Para  Isla Mía de Tod@s
fotos. Tomadas de Venceremos

Nadie sabe qué hará durante un sismo hasta que ocurre. Será el instinto quien guíe al cuerpo, al menos en los primeros instantes; así podamos recitar de memoria las medidas orientadas por la Defensa Civil en casos de desastres.

Normalmente, cuando nos preparamos, nos asemos a nuestro propio cuerpo, acuclillados como en el vientre materno, con la cabeza entre las piernas y las manos tratando de resguardarnos del cielo –como orientan los entendidos- todo ha pasado.

Claro, sin experimentarlo, los hay que se precian de bien informados, privilegiados por el conocimiento de la necesidad de conservar la calma, alejarse en lo posible de las edificaciones y cables eléctricos, llevar agua, tener a mano el radio para escuchar los informes, no olvidar los medicamentos, alguna comida.

Pero la verdad, para quienes lo vivimos, es que en ese instante sólo podemos hacer lo posible, lo que dejen los nervios, el sentimiento de abandono obligado ante una situación que no podemos cambiar, de la cual es imposible alejarse.

Y es que todo tiembla. En las viviendas más costosas o en las más humildes, dentro de cuatro paredes de cartón o de cemento, bajo techo o en descampados, en sitios altos y bajos. No vale, en estos casos, asegurar puertas y ventanas, como ante un huracán; de nada sirve un refugio, ni moverse hacia sitios elevados…     

La oriental provincia de Guantánamo está ubicada en el extremo más oriental de la Isla de Cuba.

Después, viene el pánico en serio. En mi barrio, luego del sismo de 5.5 grados en la escala de Richter que sacudió violentamente la calma habitual del sábado, vi hombres llorando al descubierto, mujeres que asían a sus hijos, familias enteras que ante el desasosiego sólo pudieron tomarse de la mano.

Muchos salieron a la calle. Nosotros también, aunque admito que el movimiento me paralizó en el asiento, a mitad de un libro, y sólo reaccioné cinco minutos después. Como siempre a esas horas, mi abuela se afanaba en la cocina, así que el sismo la agarró con la sartén por el mango, humeante el aceite con los chicharrones.
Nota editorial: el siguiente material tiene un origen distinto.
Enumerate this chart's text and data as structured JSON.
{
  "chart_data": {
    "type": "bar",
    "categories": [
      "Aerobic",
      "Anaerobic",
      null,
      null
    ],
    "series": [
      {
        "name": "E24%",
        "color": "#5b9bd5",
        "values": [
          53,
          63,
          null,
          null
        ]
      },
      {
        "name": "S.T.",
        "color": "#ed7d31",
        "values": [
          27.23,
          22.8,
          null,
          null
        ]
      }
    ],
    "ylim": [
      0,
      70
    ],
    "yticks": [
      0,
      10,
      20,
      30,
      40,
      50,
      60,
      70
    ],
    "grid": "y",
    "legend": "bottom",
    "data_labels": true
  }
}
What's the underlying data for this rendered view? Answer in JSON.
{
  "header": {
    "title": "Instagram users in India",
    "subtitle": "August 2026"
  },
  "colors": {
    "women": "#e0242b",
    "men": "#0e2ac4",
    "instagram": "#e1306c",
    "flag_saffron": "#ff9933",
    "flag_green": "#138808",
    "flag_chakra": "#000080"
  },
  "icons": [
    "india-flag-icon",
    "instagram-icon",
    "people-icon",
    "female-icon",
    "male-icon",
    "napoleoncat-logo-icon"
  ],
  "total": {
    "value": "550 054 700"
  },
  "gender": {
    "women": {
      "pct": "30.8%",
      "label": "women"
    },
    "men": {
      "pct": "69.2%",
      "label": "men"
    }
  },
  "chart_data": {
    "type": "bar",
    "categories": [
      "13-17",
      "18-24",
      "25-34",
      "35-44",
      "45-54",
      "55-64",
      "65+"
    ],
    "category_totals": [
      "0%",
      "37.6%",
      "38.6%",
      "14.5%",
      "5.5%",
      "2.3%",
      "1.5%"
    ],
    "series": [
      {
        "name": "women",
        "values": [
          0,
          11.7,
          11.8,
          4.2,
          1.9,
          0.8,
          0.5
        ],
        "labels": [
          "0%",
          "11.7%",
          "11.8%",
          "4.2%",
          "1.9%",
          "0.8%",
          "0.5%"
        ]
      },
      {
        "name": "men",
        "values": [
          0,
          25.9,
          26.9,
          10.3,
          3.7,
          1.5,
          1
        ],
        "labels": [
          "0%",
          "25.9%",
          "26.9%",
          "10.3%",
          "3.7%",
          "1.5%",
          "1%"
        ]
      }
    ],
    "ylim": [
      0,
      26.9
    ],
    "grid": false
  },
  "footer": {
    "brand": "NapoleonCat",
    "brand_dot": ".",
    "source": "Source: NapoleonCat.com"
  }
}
No lo soltó, y la verdad no lo esperaba. Mi abuela es la calma en persona. Una temeraria de 79 años.

Mis tíos y primos son otra historia. Hubo desde palidez hasta ataques de pánico y un desmayo. Todavía hay de los primeros cada vez que la casa vibra al paso de un camión pesado o algún golpe resuena en la pared de los vecinos.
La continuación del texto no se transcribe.